“Democracy in Darkness: The Politics of Secrecy in the Age of Revolutions,” 1/31 KICD Colloquium with Notre Dame Historian Katlyn Carter
01/31/2025
Drawing on research from her recent Yale University Press monograph, Notre Dame Assistant Professor of History Katlyn Carter will open the Kinder Institute’s Spring 2025 Friday Colloquium Series by tracing the line between eradicating secrecy and limiting transparency that was toed as the world’s first representative democracies took shape in the wake of the American and French Revolutions. Prof. Carter’s talk will be held on January 31 at 3:30pm in Jesse Hall 410.
Abstract
In this talk, Prof. Carter will cover how state secrecy came to be seen as despotic in the years preceding the American and French Revolutions. She will then examine how revolutionaries who sought to fashion representative governments in North America and France confronted the challenge of determining secrecy’s place in their new regimes. In a context where gaining public trust seemed to demand transparency, was secrecy ever legitimate? Whether in Philadelphia or Paris, establishing popular sovereignty required navigating between an ideological imperative to eradicate secrets from the state and a practical need to limit transparency in government. The fight over this—dividing revolutionaries and vexing founders—would determine the nature of the world’s first representative democracies.
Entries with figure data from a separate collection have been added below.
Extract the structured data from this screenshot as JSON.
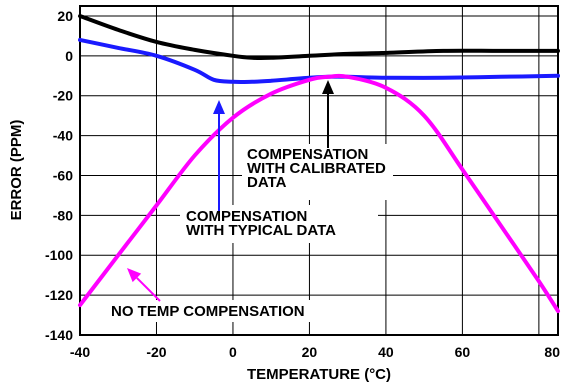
{
  "chart_data": {
    "type": "line",
    "xlabel": "TEMPERATURE (°C)",
    "ylabel": "ERROR (PPM)",
    "xlim": [
      -40,
      85
    ],
    "ylim": [
      -140,
      25
    ],
    "xticks": [
      "-40",
      "-20",
      "0",
      "20",
      "40",
      "60",
      "80"
    ],
    "yticks": [
      "20",
      "0",
      "-20",
      "-40",
      "-60",
      "-80",
      "-100",
      "-120",
      "-140"
    ],
    "grid": true,
    "series": [
      {
        "color": "#000000",
        "x": [
          -40,
          -30,
          -20,
          -10,
          0,
          5,
          10,
          20,
          30,
          40,
          55,
          70,
          85
        ],
        "y": [
          20,
          13,
          7,
          3,
          0,
          -1,
          -1,
          0,
          1,
          1.5,
          2.5,
          2.5,
          2.5
        ]
      },
      {
        "color": "#1a1aff",
        "x": [
          -40,
          -30,
          -20,
          -10,
          -5,
          0,
          5,
          10,
          20,
          25,
          30,
          40,
          55,
          70,
          85
        ],
        "y": [
          8,
          4,
          0,
          -7,
          -12,
          -13,
          -13,
          -12.5,
          -11,
          -10.5,
          -10.5,
          -11,
          -11,
          -10.5,
          -10
        ]
      },
      {
        "color": "#ff00ff",
        "x": [
          -40,
          -30,
          -20,
          -10,
          0,
          10,
          20,
          25,
          30,
          40,
          50,
          60,
          70,
          80,
          85
        ],
        "y": [
          -125,
          -100,
          -75,
          -50,
          -31,
          -19,
          -12,
          -10.5,
          -10.5,
          -16,
          -30,
          -57,
          -85,
          -113,
          -128
        ]
      }
    ],
    "annotations": [
      {
        "text_lines": [
          "COMPENSATION",
          "WITH CALIBRATED",
          "DATA"
        ],
        "color": "#000000"
      },
      {
        "text_lines": [
          "COMPENSATION",
          "WITH TYPICAL DATA"
        ],
        "color": "#1a1aff"
      },
      {
        "text_lines": [
          "NO TEMP COMPENSATION"
        ],
        "color": "#ff00ff"
      }
    ]
  }
}
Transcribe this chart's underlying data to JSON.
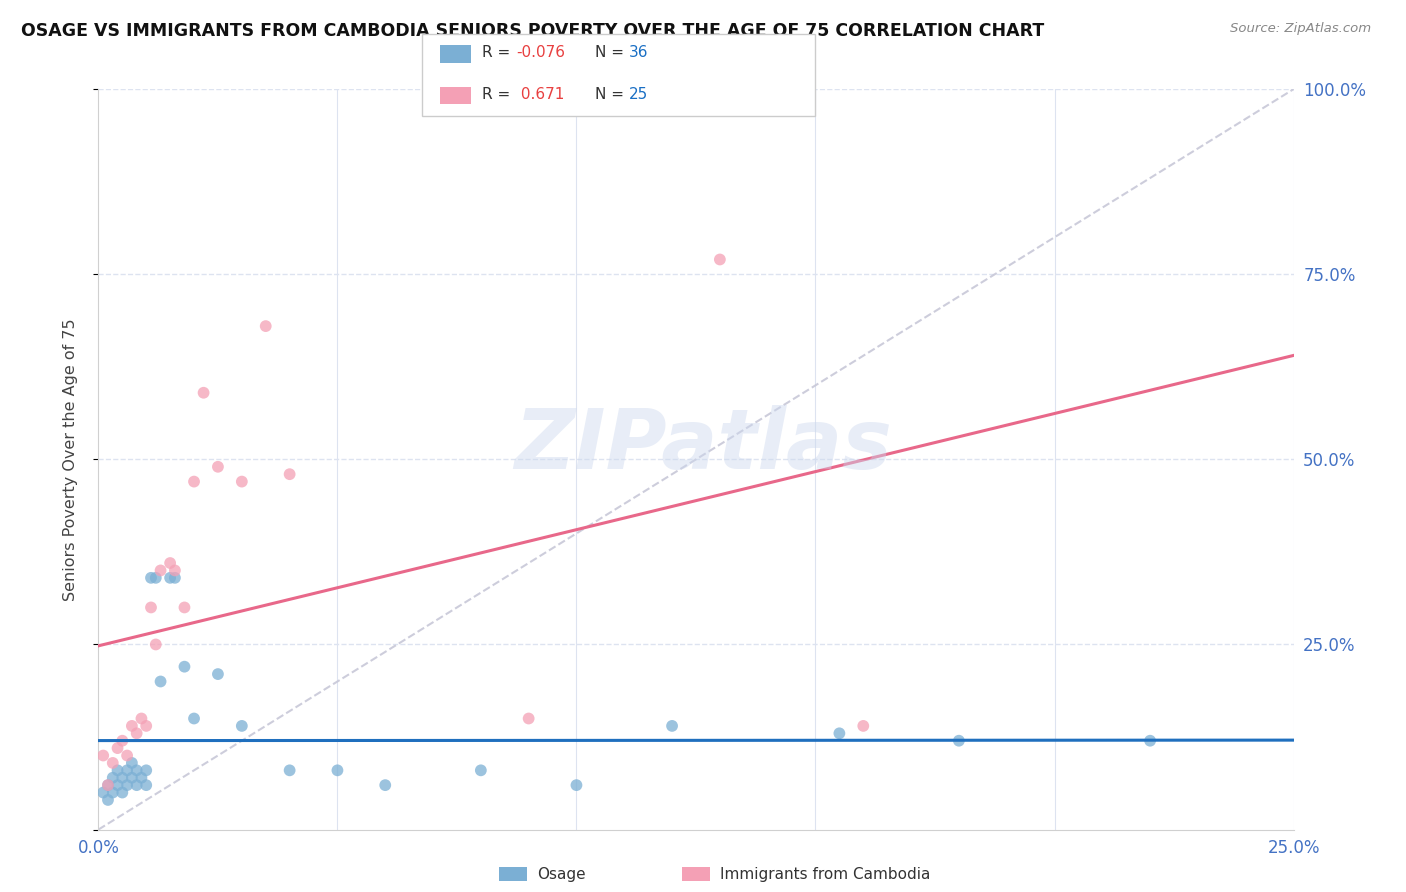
{
  "title": "OSAGE VS IMMIGRANTS FROM CAMBODIA SENIORS POVERTY OVER THE AGE OF 75 CORRELATION CHART",
  "source": "Source: ZipAtlas.com",
  "ylabel": "Seniors Poverty Over the Age of 75",
  "osage_color": "#7bafd4",
  "cambodia_color": "#f4a0b5",
  "osage_line_color": "#1f6fbe",
  "cambodia_line_color": "#e8688a",
  "diag_line_color": "#c8c8d8",
  "R_osage": -0.076,
  "N_osage": 36,
  "R_cambodia": 0.671,
  "N_cambodia": 25,
  "background_color": "#ffffff",
  "grid_color": "#dde3f0",
  "marker_size": 72,
  "marker_alpha": 0.75,
  "osage_x": [
    0.001,
    0.002,
    0.002,
    0.003,
    0.003,
    0.004,
    0.004,
    0.005,
    0.005,
    0.006,
    0.006,
    0.007,
    0.007,
    0.008,
    0.008,
    0.009,
    0.01,
    0.01,
    0.011,
    0.012,
    0.013,
    0.015,
    0.016,
    0.018,
    0.02,
    0.025,
    0.03,
    0.04,
    0.05,
    0.06,
    0.08,
    0.1,
    0.12,
    0.155,
    0.18,
    0.22
  ],
  "osage_y": [
    0.05,
    0.04,
    0.06,
    0.05,
    0.07,
    0.06,
    0.08,
    0.05,
    0.07,
    0.06,
    0.08,
    0.07,
    0.09,
    0.06,
    0.08,
    0.07,
    0.06,
    0.08,
    0.34,
    0.34,
    0.2,
    0.34,
    0.34,
    0.22,
    0.15,
    0.21,
    0.14,
    0.08,
    0.08,
    0.06,
    0.08,
    0.06,
    0.14,
    0.13,
    0.12,
    0.12
  ],
  "cambodia_x": [
    0.001,
    0.002,
    0.003,
    0.004,
    0.005,
    0.006,
    0.007,
    0.008,
    0.009,
    0.01,
    0.011,
    0.012,
    0.013,
    0.015,
    0.016,
    0.018,
    0.02,
    0.022,
    0.025,
    0.03,
    0.035,
    0.04,
    0.09,
    0.13,
    0.16
  ],
  "cambodia_y": [
    0.1,
    0.06,
    0.09,
    0.11,
    0.12,
    0.1,
    0.14,
    0.13,
    0.15,
    0.14,
    0.3,
    0.25,
    0.35,
    0.36,
    0.35,
    0.3,
    0.47,
    0.59,
    0.49,
    0.47,
    0.68,
    0.48,
    0.15,
    0.77,
    0.14
  ],
  "xlim": [
    0.0,
    0.25
  ],
  "ylim": [
    0.0,
    1.0
  ],
  "yticks": [
    0.0,
    0.25,
    0.5,
    0.75,
    1.0
  ],
  "ytick_labels": [
    "",
    "25.0%",
    "50.0%",
    "75.0%",
    "100.0%"
  ],
  "xticks": [
    0.0,
    0.05,
    0.1,
    0.15,
    0.2,
    0.25
  ],
  "xtick_labels": [
    "0.0%",
    "",
    "",
    "",
    "",
    "25.0%"
  ]
}
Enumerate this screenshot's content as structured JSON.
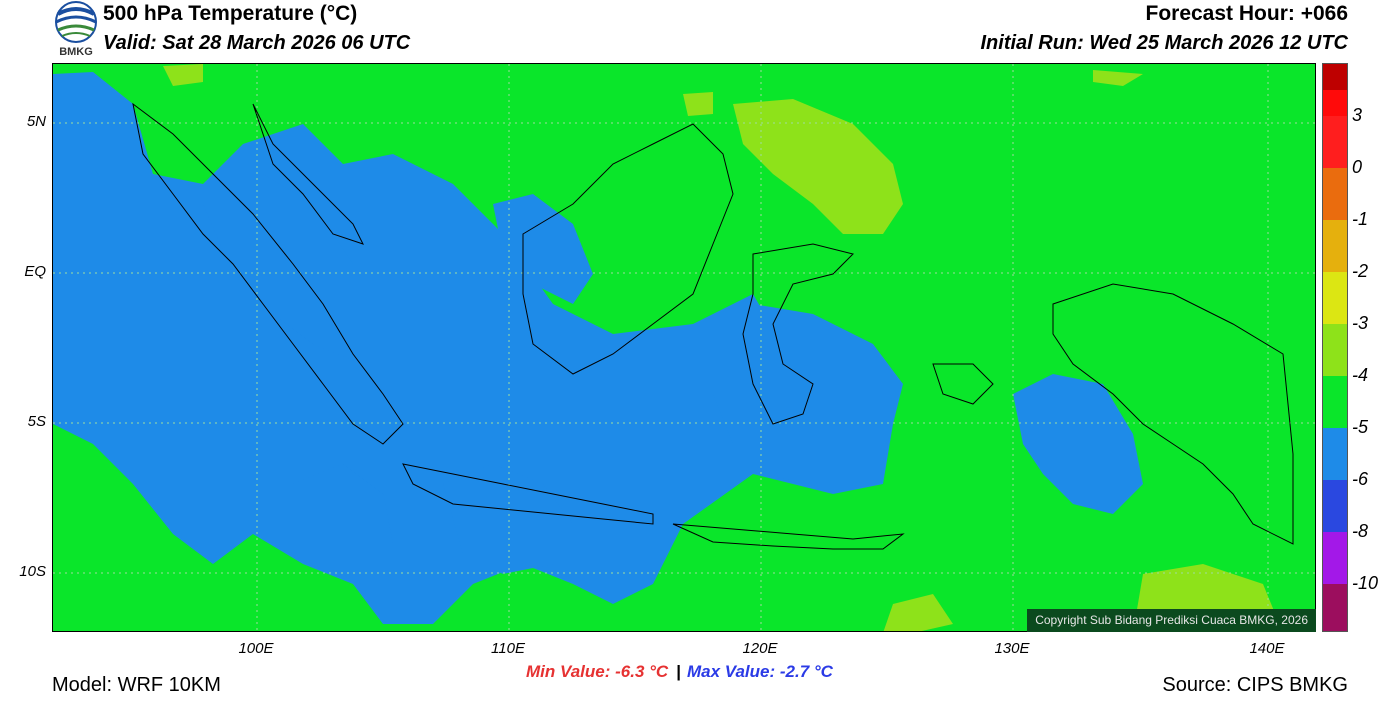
{
  "header": {
    "title": "500 hPa Temperature (°C)",
    "valid": "Valid: Sat 28 March 2026 06 UTC",
    "forecast_hour": "Forecast Hour: +066",
    "initial_run": "Initial Run: Wed 25 March 2026 12 UTC",
    "logo_text": "BMKG"
  },
  "map": {
    "lat_labels": [
      "5N",
      "EQ",
      "5S",
      "10S"
    ],
    "lon_labels": [
      "100E",
      "110E",
      "120E",
      "130E",
      "140E"
    ],
    "copyright": "Copyright Sub Bidang Prediksi Cuaca BMKG, 2026",
    "region": "Indonesia",
    "colors": {
      "dominant_field": "#0ae62a",
      "cool_field": "#1e8be8",
      "warm_field": "#8ee21a",
      "coastline": "#000000"
    }
  },
  "stats": {
    "min_value": "Min Value: -6.3 °C",
    "separator": "|",
    "max_value": "Max Value: -2.7 °C"
  },
  "colorbar": {
    "ticks": [
      "3",
      "0",
      "-1",
      "-2",
      "-3",
      "-4",
      "-5",
      "-6",
      "-8",
      "-10"
    ],
    "colors": [
      "#be0000",
      "#ff0a0a",
      "#ff1e1e",
      "#ea6c0e",
      "#e5b00d",
      "#dce613",
      "#8ee21a",
      "#0ae62a",
      "#1e8be8",
      "#2a48e0",
      "#a318e8",
      "#9c0e5e"
    ]
  },
  "footer": {
    "model": "Model: WRF 10KM",
    "source": "Source: CIPS BMKG"
  }
}
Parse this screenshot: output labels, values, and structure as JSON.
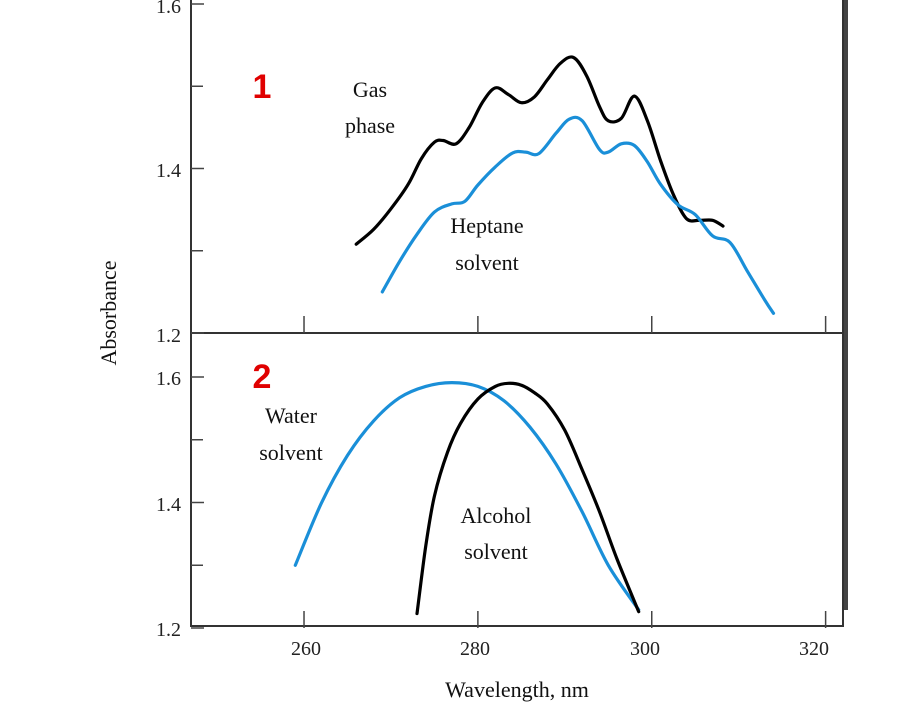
{
  "chart_data": [
    {
      "type": "line",
      "panel_label": "1",
      "ylabel": "Absorbance",
      "xlabel": "Wavelength, nm",
      "xlim": [
        247,
        322
      ],
      "ylim": [
        1.2,
        1.6
      ],
      "y_tick_labels": [
        "1.6",
        "1.4",
        "1.2"
      ],
      "series": [
        {
          "name": "Gas phase",
          "label_lines": [
            "Gas",
            "phase"
          ],
          "color": "#000000",
          "x": [
            266,
            268,
            270,
            272,
            273.5,
            275,
            276,
            277.5,
            279,
            280.5,
            282,
            283.5,
            285,
            286.5,
            288,
            289.5,
            291,
            292.5,
            294,
            295,
            296.5,
            298,
            299.5,
            301,
            302.5,
            304,
            305.5,
            307,
            308.2
          ],
          "y": [
            1.308,
            1.326,
            1.351,
            1.381,
            1.412,
            1.432,
            1.434,
            1.43,
            1.45,
            1.48,
            1.498,
            1.49,
            1.48,
            1.487,
            1.508,
            1.528,
            1.535,
            1.513,
            1.475,
            1.458,
            1.461,
            1.488,
            1.458,
            1.41,
            1.368,
            1.339,
            1.337,
            1.337,
            1.33
          ]
        },
        {
          "name": "Heptane solvent",
          "label_lines": [
            "Heptane",
            "solvent"
          ],
          "color": "#1a8fd8",
          "x": [
            269,
            271,
            273,
            275,
            277,
            278.5,
            280,
            282,
            284,
            285.5,
            287,
            289,
            290.5,
            292,
            294,
            295,
            296.5,
            298,
            299.5,
            301,
            303,
            305,
            307,
            309,
            311,
            313,
            314
          ],
          "y": [
            1.25,
            1.287,
            1.32,
            1.347,
            1.357,
            1.36,
            1.38,
            1.402,
            1.419,
            1.42,
            1.418,
            1.443,
            1.46,
            1.458,
            1.423,
            1.42,
            1.43,
            1.428,
            1.408,
            1.381,
            1.356,
            1.344,
            1.318,
            1.31,
            1.275,
            1.24,
            1.224
          ]
        }
      ]
    },
    {
      "type": "line",
      "panel_label": "2",
      "ylabel": "Absorbance",
      "xlabel": "Wavelength, nm",
      "xlim": [
        247,
        322
      ],
      "ylim": [
        1.2,
        1.6
      ],
      "x_tick_labels": [
        "260",
        "280",
        "300",
        "320"
      ],
      "y_tick_labels": [
        "1.6",
        "1.4",
        "1.2"
      ],
      "series": [
        {
          "name": "Water solvent",
          "label_lines": [
            "Water",
            "solvent"
          ],
          "color": "#1a8fd8",
          "x": [
            259,
            262,
            265,
            268,
            271,
            274,
            277,
            280,
            283,
            286,
            289,
            292,
            295,
            298.5
          ],
          "y": [
            1.3,
            1.399,
            1.475,
            1.53,
            1.567,
            1.585,
            1.591,
            1.585,
            1.562,
            1.52,
            1.461,
            1.385,
            1.3,
            1.229
          ]
        },
        {
          "name": "Alcohol solvent",
          "label_lines": [
            "Alcohol",
            "solvent"
          ],
          "color": "#000000",
          "x": [
            273,
            274,
            275,
            276.5,
            278,
            280,
            282,
            283.5,
            285,
            286.5,
            288,
            290,
            292,
            294,
            296,
            298.5
          ],
          "y": [
            1.223,
            1.33,
            1.41,
            1.48,
            1.526,
            1.565,
            1.585,
            1.59,
            1.587,
            1.575,
            1.557,
            1.515,
            1.452,
            1.385,
            1.31,
            1.226
          ]
        }
      ]
    }
  ]
}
Katlyn Carter, Assistant Professor of History at University of Notre Dame, is a political and intellectual historian of the 18th-century Atlantic World, specializing in the American and French Revolutions. Her research focuses on the origins of modern representative democracy through the study of political practices and institutions. Prof. Carter’s first book, Democracy in Darkness: Secrecy and Transparency in the Age of Revolutions (Yale University Press, 2023), explores how decisions and debates about the place of secrecy in politics during the Age of Revolutions shaped representative democracy. She has published in the Journal of the Early Republic and French History. Additionally, she has written numerous op-eds for The Washington Post, TIME, and the Age of Revolutions blog, for which she serves as an editor.